We have included all packages needed in requirements.txt. You can use

conda install --file requirements.txt

to automatically install all required packages.

Open JupyterLab

As our assignments are written in Jupyter, we use

jupyter lab

to open the jupyter lab in our browser.

Instructions on xxx@lin*.student.cs.ubc.ca

This machine is used to submit heavy jobs. In general, it needs to wait some time until the job is accepted to run. Therefore, it is very unrecommanded to run Jupyter on this machine.

Setup

To access xxx@lin*.student.cs.ubc.ca, we need first get into the intermediate platform by

ssh xxx@remote.student.cs.ubc.ca

Then we can access the server by

ssh xxx@lin*.student.cs.ubc.ca

where * can be 03-25.

Our working directory is /hpc/cs-533r/students. We can use

cd /hpc/cs-533r/students

to access it. We need to create a folder under this directory as our own working folder. All packages and data should go in this folder Please name the folder by the name of the group for convinience. We take xxx as an example.

mkdir xxx
cd xxx

The conda environment can be installed by previous instructions.

A simple example

Let's start from the hello world script hello.sh

#!/bin/bash
#SBATCH --time=00:01:00                            #### date format is DD:HH:MM:SS
#SBATCH --account=hpc-cpsc533r            #### account should not be changed
#SBATCH --partition=CPSC533R                #### partition should not be changed

echo 'Hello, world!'
sleep 30

After saving this to hello.sh, we can use

sbatch hello.sh

to submit the job.

You will be able to see your job running (as it sleeps for 30 seconds) by running the command:

squeue

To cancel this job before it finishes, you could get job_id from the output of squeue and run the command:

scancel job_id

Training script example

A common training script should look like this:

#!/bin/bash

#SBATCH --gres=gpu:1                                            ##### how many GPUs to use
#SBATCH --cpus-per-task=6                                    #####    how many CPUs to use
#SBATCH --mem=32G                                                    ##### Memory required for each CPU
#SBATCH --time=00:10:00                                        ##### Training time
#SBATCH --account=hpc-cpsc533r
#SBATCH --partition=CPSC533R

source path_to_your_conda_environment/bin/activate

python test.py

We use source to activate the conda environment, and then simply run your Python script.

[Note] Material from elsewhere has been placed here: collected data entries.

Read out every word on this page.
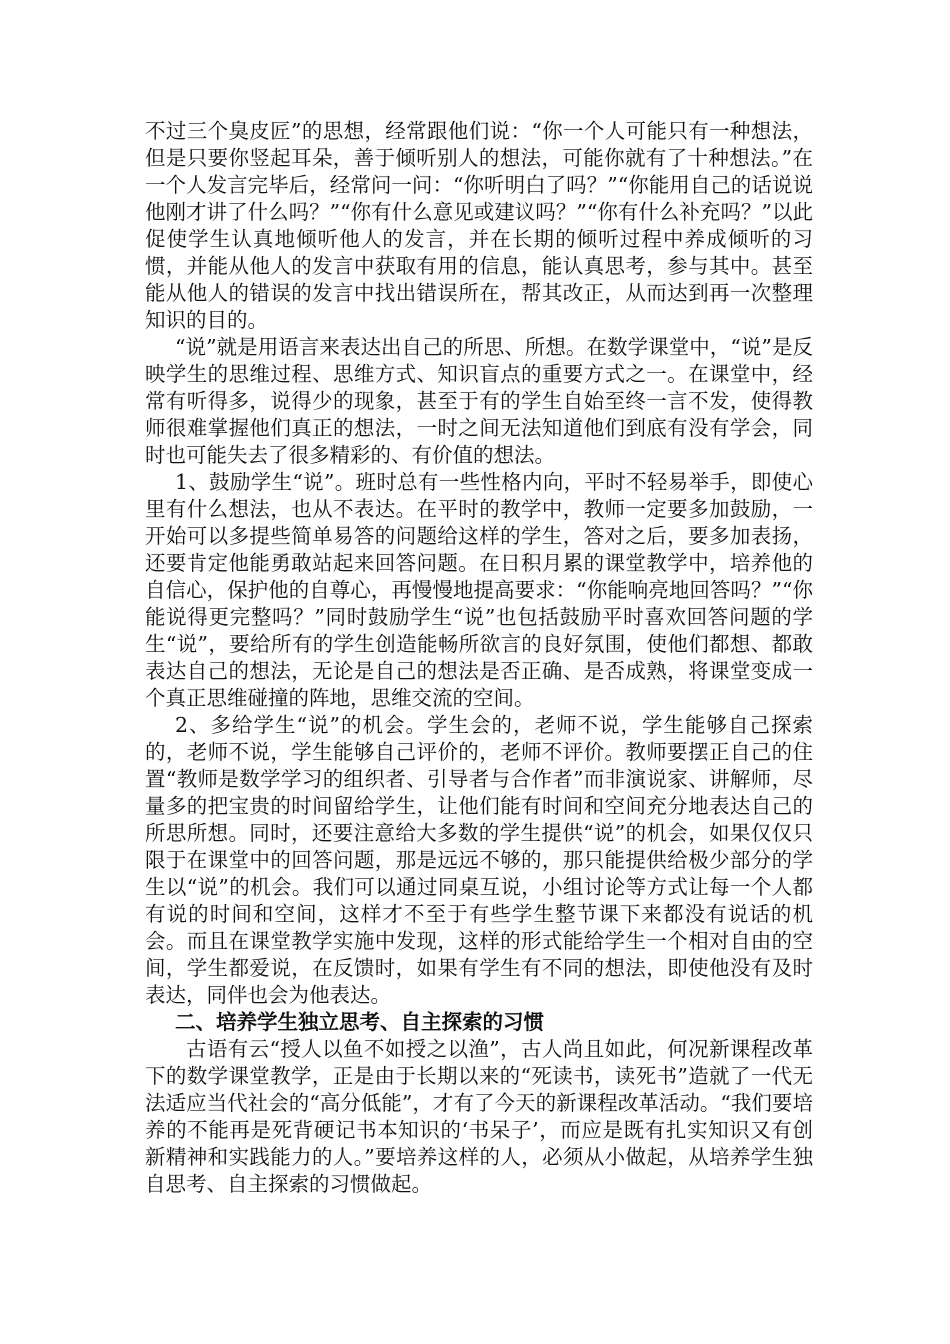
不过三个臭皮匠”的思想，经常跟他们说：“你一个人可能只有一种想法，但是只要你竖起耳朵，善于倾听别人的想法，可能你就有了十种想法。”在一个人发言完毕后，经常问一问：“你听明白了吗？”“你能用自己的话说说他刚才讲了什么吗？”“你有什么意见或建议吗？”“你有什么补充吗？”以此促使学生认真地倾听他人的发言，并在长期的倾听过程中养成倾听的习惯，并能从他人的发言中获取有用的信息，能认真思考，参与其中。甚至能从他人的错误的发言中找出错误所在，帮其改正，从而达到再一次整理知识的目的。

“说”就是用语言来表达出自己的所思、所想。在数学课堂中，“说”是反映学生的思维过程、思维方式、知识盲点的重要方式之一。在课堂中，经常有听得多，说得少的现象，甚至于有的学生自始至终一言不发，使得教师很难掌握他们真正的想法，一时之间无法知道他们到底有没有学会，同时也可能失去了很多精彩的、有价值的想法。

1、鼓励学生“说”。班时总有一些性格内向，平时不轻易举手，即使心里有什么想法，也从不表达。在平时的教学中，教师一定要多加鼓励，一开始可以多提些简单易答的问题给这样的学生，答对之后，要多加表扬，还要肯定他能勇敢站起来回答问题。在日积月累的课堂教学中，培养他的自信心，保护他的自尊心，再慢慢地提高要求：“你能响亮地回答吗？”“你能说得更完整吗？”同时鼓励学生“说”也包括鼓励平时喜欢回答问题的学生“说”，要给所有的学生创造能畅所欲言的良好氛围，使他们都想、都敢表达自己的想法，无论是自己的想法是否正确、是否成熟，将课堂变成一个真正思维碰撞的阵地，思维交流的空间。

2、多给学生“说”的机会。学生会的，老师不说，学生能够自己探索的，老师不说，学生能够自己评价的，老师不评价。教师要摆正自己的住置“教师是数学学习的组织者、引导者与合作者”而非演说家、讲解师，尽量多的把宝贵的时间留给学生，让他们能有时间和空间充分地表达自己的所思所想。同时，还要注意给大多数的学生提供“说”的机会，如果仅仅只限于在课堂中的回答问题，那是远远不够的，那只能提供给极少部分的学生以“说”的机会。我们可以通过同桌互说，小组讨论等方式让每一个人都有说的时间和空间，这样才不至于有些学生整节课下来都没有说话的机会。而且在课堂教学实施中发现，这样的形式能给学生一个相对自由的空间，学生都爱说，在反馈时，如果有学生有不同的想法，即使他没有及时表达，同伴也会为他表达。

二、培养学生独立思考、自主探索的习惯

古语有云“授人以鱼不如授之以渔”，古人尚且如此，何况新课程改革下的数学课堂教学，正是由于长期以来的“死读书，读死书”造就了一代无法适应当代社会的“高分低能”，才有了今天的新课程改革活动。“我们要培养的不能再是死背硬记书本知识的‘书呆子’，而应是既有扎实知识又有创新精神和实践能力的人。”要培养这样的人，必须从小做起，从培养学生独自思考、自主探索的习惯做起。
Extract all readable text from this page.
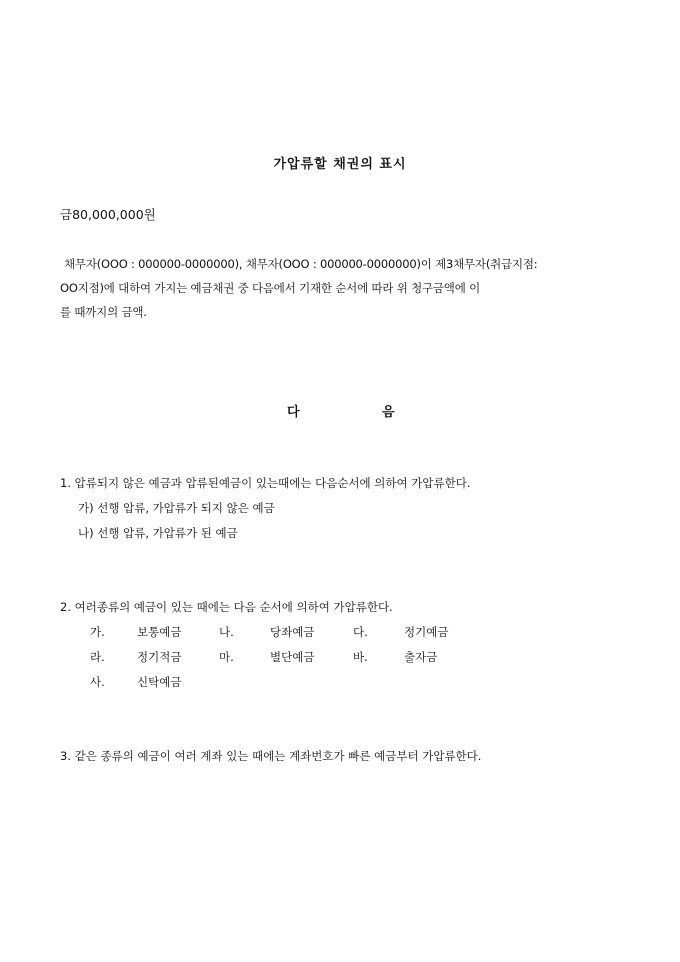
가압류할 채권의 표시
금80,000,000원
채무자(OOO : 000000-0000000), 채무자(OOO : 000000-0000000)이 제3채무자(취급지점:
OO지점)에 대하여 가지는 예금채권 중 다음에서 기재한 순서에 따라 위 청구금액에 이
를 때까지의 금액.
다	음
1. 압류되지 않은 예금과 압류된예금이 있는때에는 다음순서에 의하여 가압류한다.
가) 선행 압류, 가압류가 되지 않은 예금
나) 선행 압류, 가압류가 된 예금
2. 여러종류의 예금이 있는 때에는 다음 순서에 의하여 가압류한다.
가.	보통예금	나.	당좌예금	다.	정기예금
라.	정기적금	마.	별단예금	바.	출자금
사.	신탁예금
3. 같은 종류의 예금이 여러 계좌 있는 때에는 계좌번호가 빠른 예금부터 가압류한다.
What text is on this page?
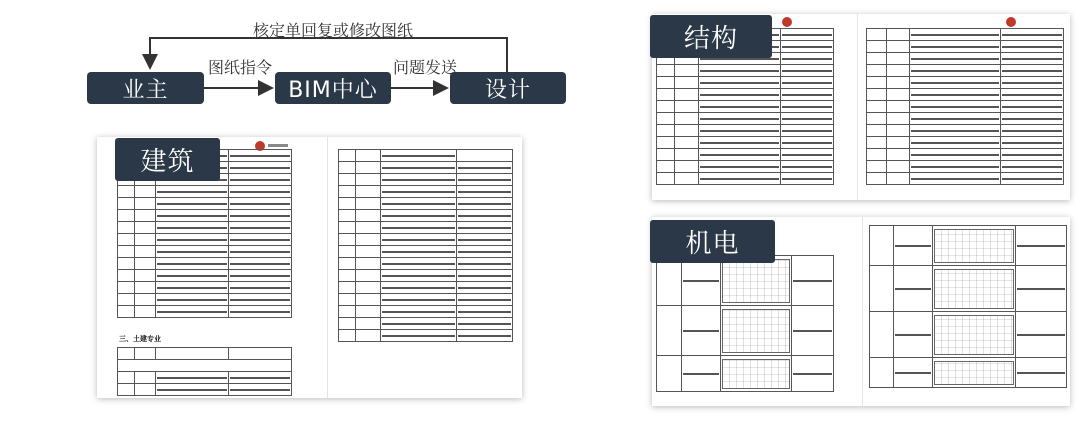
业主	BIM中心	设计
图纸指令	问题发送
核定单回复或修改图纸

三、土建专业

建筑

结构

机电
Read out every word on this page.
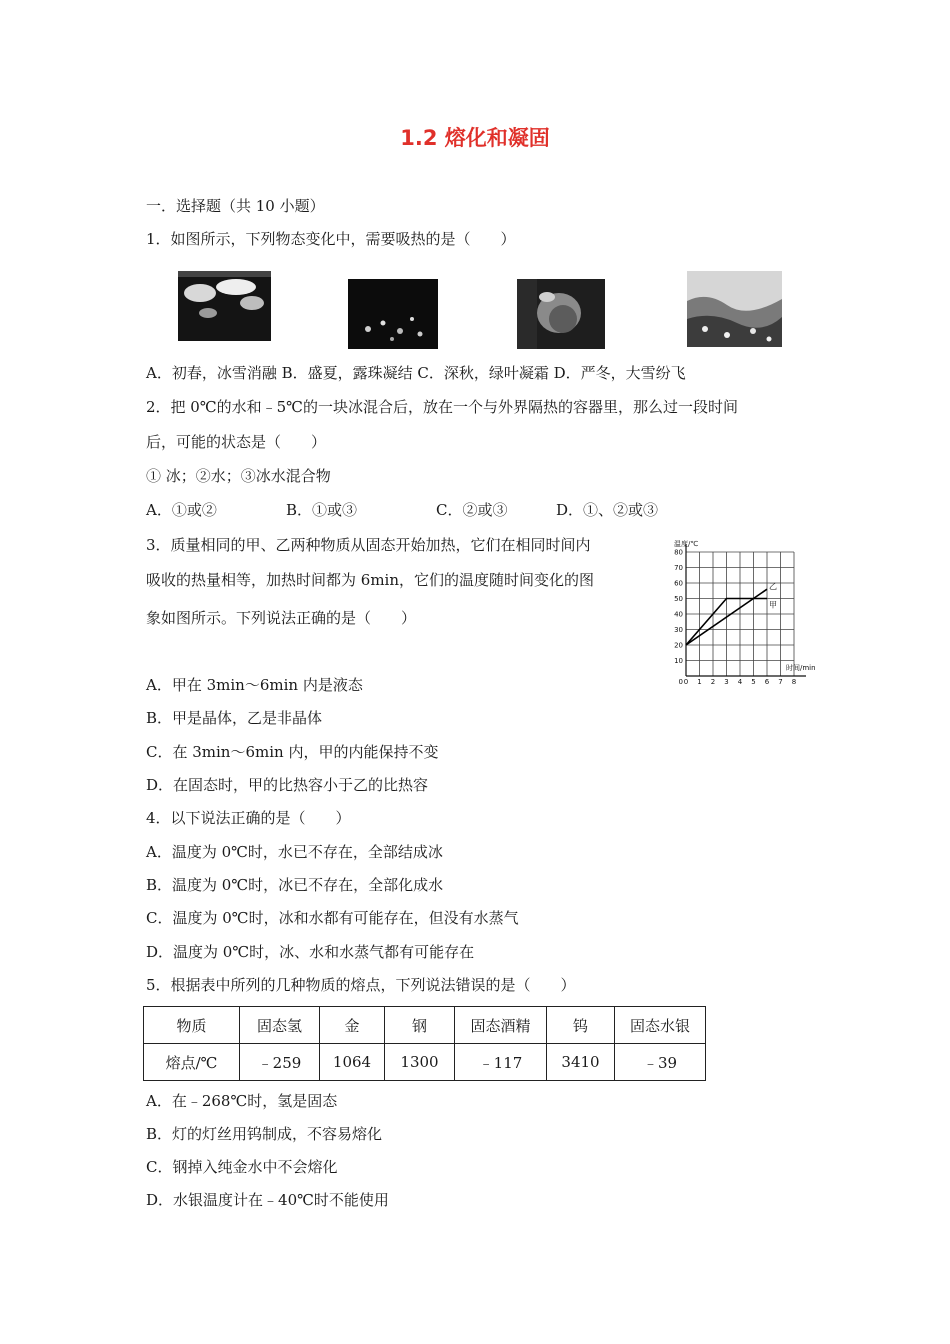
1.2 熔化和凝固
一．选择题（共 10 小题）
1．如图所示，下列物态变化中，需要吸热的是（　　）
A．初春，冰雪消融 B．盛夏，露珠凝结 C．深秋，绿叶凝霜 D．严冬，大雪纷飞
2．把 0℃的水和﹣5℃的一块冰混合后，放在一个与外界隔热的容器里，那么过一段时间
后，可能的状态是（　　）
① 冰；②水；③冰水混合物
A．①或②	B．①或③	C．②或③	D．①、②或③
3．质量相同的甲、乙两种物质从固态开始加热，它们在相同时间内
吸收的热量相等，加热时间都为 6min，它们的温度随时间变化的图
象如图所示。下列说法正确的是（　　）
0 1 2 3 4 5 6 7 8
10
20
30
40
50
60
70
80
0
温度/℃
时间/min
甲
乙
A．甲在 3min～6min 内是液态
B．甲是晶体，乙是非晶体
C．在 3min～6min 内，甲的内能保持不变
D．在固态时，甲的比热容小于乙的比热容
4．以下说法正确的是（　　）
A．温度为 0℃时，水已不存在，全部结成冰
B．温度为 0℃时，冰已不存在，全部化成水
C．温度为 0℃时，冰和水都有可能存在，但没有水蒸气
D．温度为 0℃时，冰、水和水蒸气都有可能存在
5．根据表中所列的几种物质的熔点，下列说法错误的是（　　）
物质	固态氢	金	钢	固态酒精	钨	固态水银
熔点/℃	﹣259	1064	1300	﹣117	3410	﹣39
A．在﹣268℃时，氢是固态
B．灯的灯丝用钨制成，不容易熔化
C．钢掉入纯金水中不会熔化
D．水银温度计在﹣40℃时不能使用
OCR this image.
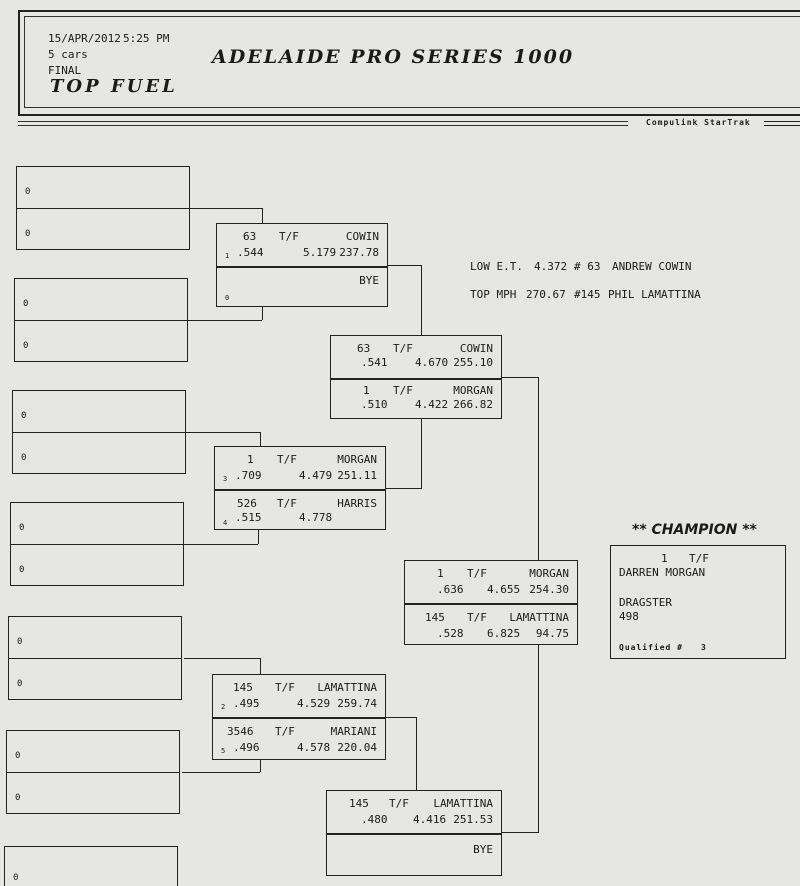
15/APR/2012 5:25 PM
5 cars
FINAL
ADELAIDE PRO SERIES 1000
TOP FUEL
Compulink StarTrak
0
0
0
0
0
0
0
0
0
0
0
0
0
63 T/F	COWIN
1 .544	5.179 237.78
BYE
0
1 T/F	MORGAN
3 .709	4.479 251.11
526 T/F	HARRIS
4 .515	4.778
145 T/F LAMATTINA
2 .495	4.529 259.74
3546 T/F	MARIANI
5 .496	4.578 220.04
LOW E.T. 4.372 # 63 ANDREW COWIN
TOP MPH 270.67 #145 PHIL LAMATTINA
63 T/F	COWIN
.541	4.670 255.10
1 T/F	MORGAN
.510	4.422 266.82
145 T/F LAMATTINA
.480 4.416 251.53
BYE
1 T/F	MORGAN
.636 4.655 254.30
145 T/F LAMATTINA
.528 6.825 94.75
** CHAMPION **
1 T/F
DARREN MORGAN
DRAGSTER
498
Qualified # 3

Submitting multiple jobs simultaneously

In the following example, we want to submit 3 jobs at the same time, with 3 different learning rates.

#!/bin/bash

#SBATCH --gres=gpu:1                ##### how many GPUs to use
#SBATCH --cpus-per-task=6        #####    how many CPUs to use
#SBATCH --mem=32G                        ##### Memory required for each CPU
#SBATCH --time=00:10:00            ##### Training time
#SBATCH --array=0-2                    ##### Job index
#SBATCH --account=hpc-cpsc533r
#SBATCH --partition=CPSC533R

source path_to_your_conda_environment/bin/activate

learning_rates=(0.1 0.01 0.001)
lr=${learning_rates[$SLURM_ARRAY_TASK_ID]}

python test.py --learning_rate $lr

We use #SBATCH --array=0-2 to indicate that we need 3 jobs and their index is 0, 1, 2. We can access the job index by the variable SLURM_ARRAY_TASK_ID. In this script, we pass learning rates 0.1, 0.01, 0.001, to job 0, 1, 2, respectively.